UGA Extension Office

Our Impact

Making A Difference in Our County

University of Georgia Extension Hall County is working hard for its constituents. The following are examples of Extension’s impact in the county over the past year.


Hall County has continued to grow both commercially and residentially. Agricultural land in rural areas can be an attractive target for development as the county population pushes past 200,000. With this continuous change, there is an increased need for agriculture awareness.

In response to this, Hall County Cooperative Extension has developed successful partnerships with a variety of community groups such as the Greater Hall Chamber of Commerce. Hall County Extension has been able to provide insight into the agriculture industry across the county. Another successful awareness effort includes an agriculture day for a local elementary school. Students and teachers learned valuable information about the poultry, dairy, beef and vegetable and fruits industries.


There are approximately 139 active Master Gardener Extension Volunteers in Hall County. Our Master Gardeners enjoy serving the county, providing more than 10,000 horticultural volunteer hours annually. The focus of the Master Gardener program is to educate the public about environmental stewardship, home food production, gardening with youth and the value of landscapes.


The Hall County Family and Consumer Sciences (FACS) Extension program has been working to expand nutrition and health education to residents in Hall County. Program areas include chronic disease prevention, food safety, food preservation and general nutrition topics. To distribute this information, partnerships were forged with local business, civic groups, schools, libraries and non-profits. More than 3,392 face-to-face contacts were made in nutrition classes, workshops and hands-on demonstrations in 200 different sessions around the community. Family and Consumer Sciences Extension in Hall County assembled 34 exhibits around the county, including local farmers markets, to address food safety and budgeting when purchasing foods, reaching more than 900 contacts. Lessons were taught in middle and high school FACS classes, with topics ranging from green cleaning to the role of sensory science in food production and safety. New curriculum was developed for teachers in the state on food preservation methods and sensory science for the Family and Consumer Sciences classroom.
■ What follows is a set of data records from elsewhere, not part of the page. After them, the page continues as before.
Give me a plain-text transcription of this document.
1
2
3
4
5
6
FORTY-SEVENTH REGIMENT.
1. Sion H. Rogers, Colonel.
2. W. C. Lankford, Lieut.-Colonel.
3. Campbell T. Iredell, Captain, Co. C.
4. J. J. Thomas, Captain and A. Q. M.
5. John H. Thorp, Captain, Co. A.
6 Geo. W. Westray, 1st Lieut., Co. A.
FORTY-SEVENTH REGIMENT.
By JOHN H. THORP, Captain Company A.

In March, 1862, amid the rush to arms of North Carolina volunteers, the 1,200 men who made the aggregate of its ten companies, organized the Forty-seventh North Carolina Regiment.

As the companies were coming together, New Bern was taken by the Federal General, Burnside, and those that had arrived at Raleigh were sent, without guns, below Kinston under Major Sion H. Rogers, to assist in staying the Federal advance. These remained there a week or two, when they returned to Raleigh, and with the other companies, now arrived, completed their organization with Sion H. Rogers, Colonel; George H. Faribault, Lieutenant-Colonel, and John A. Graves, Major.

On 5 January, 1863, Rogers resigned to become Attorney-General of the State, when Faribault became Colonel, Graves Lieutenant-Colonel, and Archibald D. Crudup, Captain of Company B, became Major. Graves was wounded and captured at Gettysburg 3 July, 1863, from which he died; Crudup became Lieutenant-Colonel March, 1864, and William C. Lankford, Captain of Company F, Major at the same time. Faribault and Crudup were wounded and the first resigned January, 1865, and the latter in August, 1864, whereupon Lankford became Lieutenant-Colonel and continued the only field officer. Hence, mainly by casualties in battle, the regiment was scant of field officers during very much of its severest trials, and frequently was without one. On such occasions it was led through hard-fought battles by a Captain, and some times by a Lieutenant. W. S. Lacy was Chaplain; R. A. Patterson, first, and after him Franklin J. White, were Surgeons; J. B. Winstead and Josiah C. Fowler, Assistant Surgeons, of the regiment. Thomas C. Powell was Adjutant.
he Hall County Expanded Food and Nutrition Education Program (EFNEP) offered 75 educational sessions of the FoodTalk curriculum. EFNEP reached 611 family members and volunteers donated $2,726 through in-kind service hours. Three new partners were identified this year: Right from the Start Medical Assistant Group, Hall County Schools Family and Consumer Science classes, and Gateway Domestic Violence Center, resulting in 12 total partnerships for 2019. Clients reported measurable improvements in four core areas of the program: diet quality (95% improvement); reducing foodborne illness risk (74%); food budget (79%) and physical activity (55%). In 2019, EFNEP in Hall County provided direct nutrition education to 89 youth participants.


Hall County 4-H is known for its excellence in hands-on education in and out of the classroom. Hall County 4-H delivers agricultural-awareness and science-enrichment programs in the school environment to more than 1,348 students monthly. A key element to school programing is the opportunity for youth to learn about public speaking. Writing and presenting 4-H demonstrations reinforce a variety of Georgia Performance Standards in an enjoyable format. Hall County 4-H’ers participate and compete in after-school clubs, teams and activities. Hall County 4-H offers Horse Club, Cooking Club, Dog Club, Target Sport Teams, Poultry Judging Team and residential summer camp experiences.